Low Risk

get_application_logs

get_application_logs

How to control get_application_logs ↓

What get_application_logs does on MCP Server for Coroot

AI agents call get_application_logs to retrieve information from MCP Server for Coroot without modifying anything — typically the context-gathering step in research, monitoring, and reporting workflows, before the agent takes action elsewhere.

Low Risk

Why get_application_logs needs a policy

This tool retrieves logs from applications—a read operation with no side effects. Logs are typically observability data used for analysis and debugging. The description is empty, which reduces confidence slightly, but the tool name and server context clearly indicate a data-retrieval function. No capability to modify, delete, execute, or incur financial impact.

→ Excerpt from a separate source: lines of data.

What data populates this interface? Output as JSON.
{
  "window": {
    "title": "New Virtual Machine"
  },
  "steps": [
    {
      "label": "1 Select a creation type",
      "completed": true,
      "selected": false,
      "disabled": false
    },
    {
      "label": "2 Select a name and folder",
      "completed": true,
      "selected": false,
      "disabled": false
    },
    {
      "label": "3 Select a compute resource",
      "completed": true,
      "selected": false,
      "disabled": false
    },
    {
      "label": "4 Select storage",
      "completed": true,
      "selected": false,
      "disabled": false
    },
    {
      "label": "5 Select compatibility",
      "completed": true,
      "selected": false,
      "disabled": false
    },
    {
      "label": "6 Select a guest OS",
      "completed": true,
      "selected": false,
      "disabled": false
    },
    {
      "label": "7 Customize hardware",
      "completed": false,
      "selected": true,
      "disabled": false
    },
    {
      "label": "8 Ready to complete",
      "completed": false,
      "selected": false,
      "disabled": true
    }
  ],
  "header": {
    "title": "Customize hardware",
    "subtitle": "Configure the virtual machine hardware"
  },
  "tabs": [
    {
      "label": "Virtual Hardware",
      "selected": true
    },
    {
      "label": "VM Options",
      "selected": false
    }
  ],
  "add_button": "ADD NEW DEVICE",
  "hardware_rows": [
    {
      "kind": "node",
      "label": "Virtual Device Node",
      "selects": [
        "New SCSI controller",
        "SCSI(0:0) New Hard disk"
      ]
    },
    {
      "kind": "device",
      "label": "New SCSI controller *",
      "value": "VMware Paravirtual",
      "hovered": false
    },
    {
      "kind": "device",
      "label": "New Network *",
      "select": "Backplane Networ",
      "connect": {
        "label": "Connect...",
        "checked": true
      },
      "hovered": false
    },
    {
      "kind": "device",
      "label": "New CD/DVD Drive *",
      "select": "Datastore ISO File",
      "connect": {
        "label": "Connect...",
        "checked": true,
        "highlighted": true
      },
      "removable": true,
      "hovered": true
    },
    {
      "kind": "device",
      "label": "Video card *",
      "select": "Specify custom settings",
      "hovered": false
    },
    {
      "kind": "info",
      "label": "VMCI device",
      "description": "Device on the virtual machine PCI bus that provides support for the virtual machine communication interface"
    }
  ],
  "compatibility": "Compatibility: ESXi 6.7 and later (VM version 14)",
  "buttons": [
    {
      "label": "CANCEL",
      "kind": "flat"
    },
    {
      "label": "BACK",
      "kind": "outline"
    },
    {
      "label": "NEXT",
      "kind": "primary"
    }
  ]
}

From the tool's definition Tool name 'get_application_logs' indicates log retrieval; sibling tools show this server provides integration with observability/monitoring platform for examination of logs and traces.

Documented attack patterns abuse exactly the kind of access get_application_logs gives an agent:

How to control get_application_logs

PolicyLayer is an MCP gateway — it sits between your AI agents and MCP Server for Coroot, and nothing reaches the server without passing your rules. This is the rule we recommend for get_application_logs:

policy.json
{
  "version": "1",
  "default": "deny",
  "tools": {
    "get_application_logs": {}
  }
}

get_application_logs is read-only, so it stays allowed — but everything else on the server is denied unless you say otherwise.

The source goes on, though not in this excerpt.